What other options does it have? As Mikos notes, "the federal government lacks the resources needed to enforce its own ban vigorously." Congress could make banning marijuana a condition of receiving federal grants, provided the financial impact is not dramatic enough to be deemed coercive. Mikos thinks that's an unlikely response to medical marijuana laws, which have been around since 1996 and are supported by a large majority of Americans. Support for general legalization of marijuana is not nearly as strong, but there is an emerging majority (especially among Democrats) that could deter Congress from interfering with the experiments in Colorado and Washington.

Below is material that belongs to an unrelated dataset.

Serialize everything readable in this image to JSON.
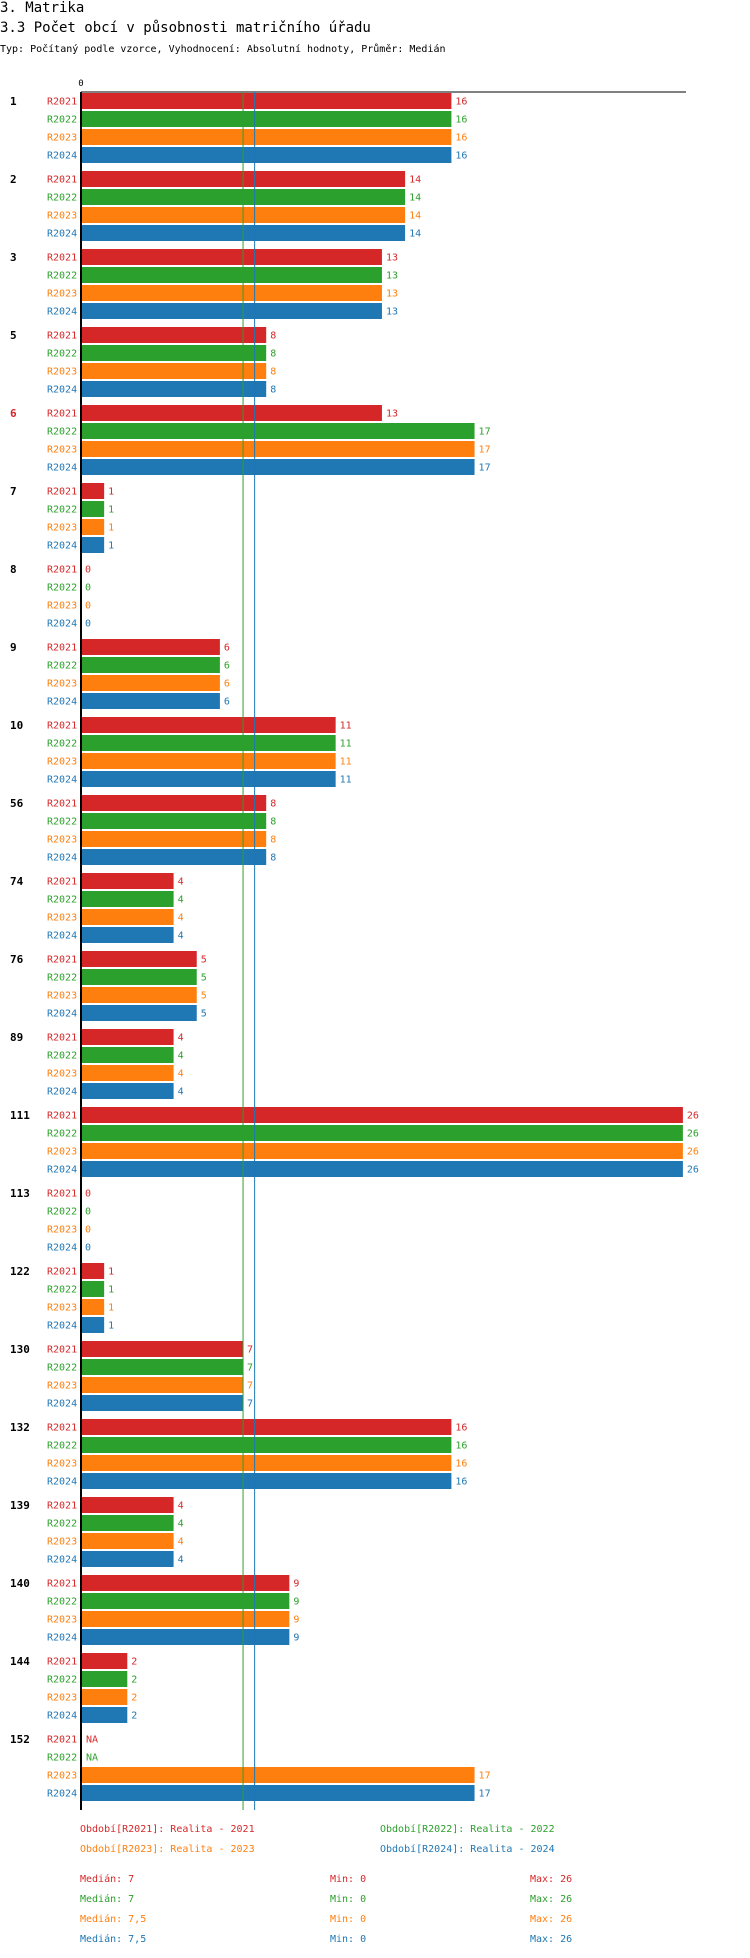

Is that expectation unrealistic? A couple of weeks ago, I noted that the only Republican not named Ron Paul who was co-sponsoring the Respect States' and Citizens' Rights Act of 2012, aimed at clarifying that Colorado and Washington are free to set their own marijuana policies, was Mike Coffman, who represents Colorado's 6th Congressional District. Coffman, a conservative first elected to Congress in 2008 (succeeding Tom Tancredo), has heretofore shown no inclination to favor drug policy reform. But Amendment 64, Colorado's legalization initiative, not only won by 10 points statewide; it won about 52 percent of the vote in Adams, Arapahoe, and Douglas counties, which make up Coffman's district. That's four percentage points more than Coffman, who was re-elected by a 48 percent plurality. Amendment 64 also received more votes in Colorado than Barack Obama did.